Governor kicks off "soft" launch of Results Washington effort

September 10, 2013

Today Governor Inslee put his stamp on the state's long track record with performance management efforts with a "soft" launch of Results Washington. As noted by his press release:

Gov. Jay Inslee today formally launched Results Washington, which will provide faster and easier answers to those questions and access to an unprecedented array of performance data related to his top goals.

Once fully in place, Results Washington will make it easier than ever for state leaders to spot trends and make data-driven decisions that improve quality and speed up service delivery. It will lead to better-informed budget and policy decisions. It will also make it possible for Washingtonians to see for themselves how well state government and its many partners — such as school districts, local governments and community organizations — deliver services and meet key performance goals.

'Taxpayers expect and deserve to see results from their government,' Inslee said. 'Results Washington will give us the data we need to learn from what is working, fix what’s broken and direct resources to our most important priorities.'

Among the Governor's target areas for performance tracking:

After reviewing the initial goals, the Governor's call for public involvement becomes more clear:

Inslee invites the public to participate in a one-hour Twitter town hall Thursday, Sept. 12 from 10-11 a.m. to ask questions and share ideas about the proposed goals and performance measures detailed at www.results.wa.gov. People can follow the town hall at @GovInslee and use #ResultsWA to ask questions.

Among the details the public is being asked to fill in:

  • "Increase the percentage of schools rated exemplary or very good on the Washington School Achievement Index from X to X by 20XX (TBD)"

  • "Increase percentage of teachers rated distinguished from X to X by 20XX"

  • "Reduce opportunity gaps for all students through proficiency in reading, math, science (including biology for high school) from X to X by 20XX"

  • "Increase timely delivery for state services from X to X by 20XX (TBD)"

  • "Increase customer satisfaction from X to X by 20XX (TBD)"

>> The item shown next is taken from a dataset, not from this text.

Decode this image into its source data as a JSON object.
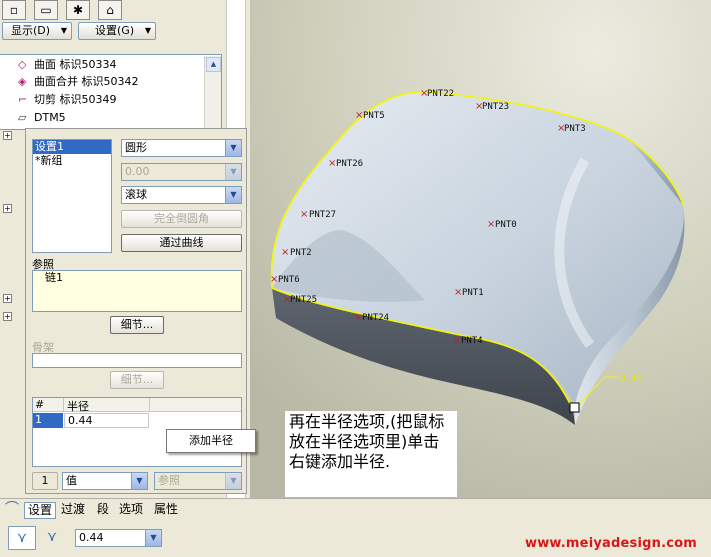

  • "Increase the percentage of employees eliminating wastes in job tasks by X% over baseline by 20XX (TBD)"

  • "Increase the number of Results Washington outcome measures and leading indicators improving from X to X by 20XX (TBD)"

  • "Increase access to state government data from X to X by 20XX (TBD)"

  • "Decrease rate of extremely serious worker injuries that lead to hospitalizations from XX to XX by 20XX"

  • "Reduce rate of growth of per capita personal health care expenditures from X% in 20XX to X% by 20XX"

  • "Increase small business employment by X% from 2012 to 2015"

  • "Increase water availability in Eastern Washington from X acre-feet to X acre-feet by 2016"

Earlier this year Governor Inslee vetoed this budget proviso that would have helped the legislature focus its budget on performance outcomes saying that the effort would be duplicative to his new Results Washington program:

A JLARC study of the “integration of performance measurements into the state budgeting process and the ability of the legislative fiscal committees to use effective performance indicators in developing the state budget.”

From the Governor's veto message:

This proviso directs the Joint Legislative Audit and Review Committee to study the effectiveness of state agency performance indicators and performance measurement processes established in Chapter 43.88 RCW, the state Budget and Accounting Act. My administration is already conducting a thorough and rigorous review of state agency performance indicators and measurements through our Results Washington initiative. I appreciate the Legislature's interest in performance management, but this review would be unnecessarily duplicative.